Le peuple suisse a accepté la RFFA lors de la votation référendaire du 19 mai 2019. La loi fédérale entrera intégralement en vigueur dès le 1er janvier 2020, et ceci conformément à la décision du Conseil fédéral du 14 juin 2019. En supprimant les régimes fiscaux qui ne sont plus conformes aux normes internationales, la RFFA répond à l’objectif de l’acceptabilité internationale des mesures fiscales. Elle pose les jalons nécessaires aux cantons, afin de trouver le bon compromis de réforme fiscale des entreprises au niveau cantonal. Le contexte économique et les besoins de politique fiscale feront la diversité des 26 réformes fiscales cantonales.

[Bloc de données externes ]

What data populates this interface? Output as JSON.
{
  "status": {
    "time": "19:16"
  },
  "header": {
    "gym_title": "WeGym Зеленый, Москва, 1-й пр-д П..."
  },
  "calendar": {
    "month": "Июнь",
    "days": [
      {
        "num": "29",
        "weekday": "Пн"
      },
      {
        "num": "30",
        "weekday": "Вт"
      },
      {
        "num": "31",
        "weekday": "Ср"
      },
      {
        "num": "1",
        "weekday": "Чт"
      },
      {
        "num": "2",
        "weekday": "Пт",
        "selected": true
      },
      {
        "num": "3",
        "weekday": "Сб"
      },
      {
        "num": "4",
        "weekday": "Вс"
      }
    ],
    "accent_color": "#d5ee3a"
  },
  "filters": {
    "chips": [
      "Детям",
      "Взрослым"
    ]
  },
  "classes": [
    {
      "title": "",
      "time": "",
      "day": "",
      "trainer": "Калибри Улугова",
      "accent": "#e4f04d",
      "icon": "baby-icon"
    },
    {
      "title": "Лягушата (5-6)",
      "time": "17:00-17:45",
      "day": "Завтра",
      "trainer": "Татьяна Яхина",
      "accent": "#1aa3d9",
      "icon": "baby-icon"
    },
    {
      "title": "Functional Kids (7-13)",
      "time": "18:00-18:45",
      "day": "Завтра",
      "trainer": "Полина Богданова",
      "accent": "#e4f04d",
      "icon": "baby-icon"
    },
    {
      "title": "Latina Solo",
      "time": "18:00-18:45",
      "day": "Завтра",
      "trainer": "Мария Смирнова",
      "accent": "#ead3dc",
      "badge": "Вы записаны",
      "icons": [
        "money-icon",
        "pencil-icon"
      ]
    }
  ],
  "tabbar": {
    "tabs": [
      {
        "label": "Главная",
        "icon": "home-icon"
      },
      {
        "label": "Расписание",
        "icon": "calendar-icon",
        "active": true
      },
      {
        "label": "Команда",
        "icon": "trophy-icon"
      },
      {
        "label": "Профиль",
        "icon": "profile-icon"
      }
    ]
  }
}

Alors que le calendrier pour mettre la RFFA en place dans les cantons est serré, la plupart des cantons ont déjà voté leurs réformes sur le plan cantonal (Bâle-Ville, Glarus, Genève, Fribourg, St-Gall, Neuchâtel, Lucerne, Schwyz, Zurich, Zoug et Obwald). D’autres sont sur le point de voter (Uri, Nidwald, Bâle-Campagne) ou ont trouvé un compromis (Schaffhouse, Grisons, Argovie) ou sont à bout touchant en ce qui concernent les travaux de mise en œuvre sur le plan cantonal (Thurgovie, Appenzell Rhodes-Extérieures, Tessin, Jura et Valais par exemple).

Le canton de Soleure, qui avait rejeté la réforme sur le plan cantonal, a retravaillé un nouveau compromis avec un taux d’imposition sur les bénéfices plus concurrentiel. Si le compromis est un succès sur le plan cantonal, les représentants des PME tirent un bilan mitigé à l’issue de cette nouvelle négociation. Les PME paieront plus d’impôts. Certains cantons n’ont pas encore voté leur projet de loi au niveau cantonal (Bern, Appenzell Rhodes-Intérieures, Vaud).

Les cantons devront «faire avec»

La grande difficulté qui se posera aux cantons réside plutôt dans la péréquation financière entre communes. Comme tout est à découvrir, il est encore très difficile pour les cantons de se projeter concrètement dans des calculs de répartition.

Notons, encore qu’en date du 13 novembre, le Conseil fédéral a adopté trois ordonnances concernant la RFFA concernant la patent box, la déduction fiscale pour autofinancement des personnes morales (le canton de Zurich remplit les conditions à l’heure actuelle pour en bénéficier) et la modification de l’ordonnance relative à l’imputation forfaitaire d’impôt. Soumises à consultation avant les vacances d’été, elles ont recueilli l’accord de principe des participants à la consultation. Le Conseil fédéral n’y a apporté que des modifications minimes.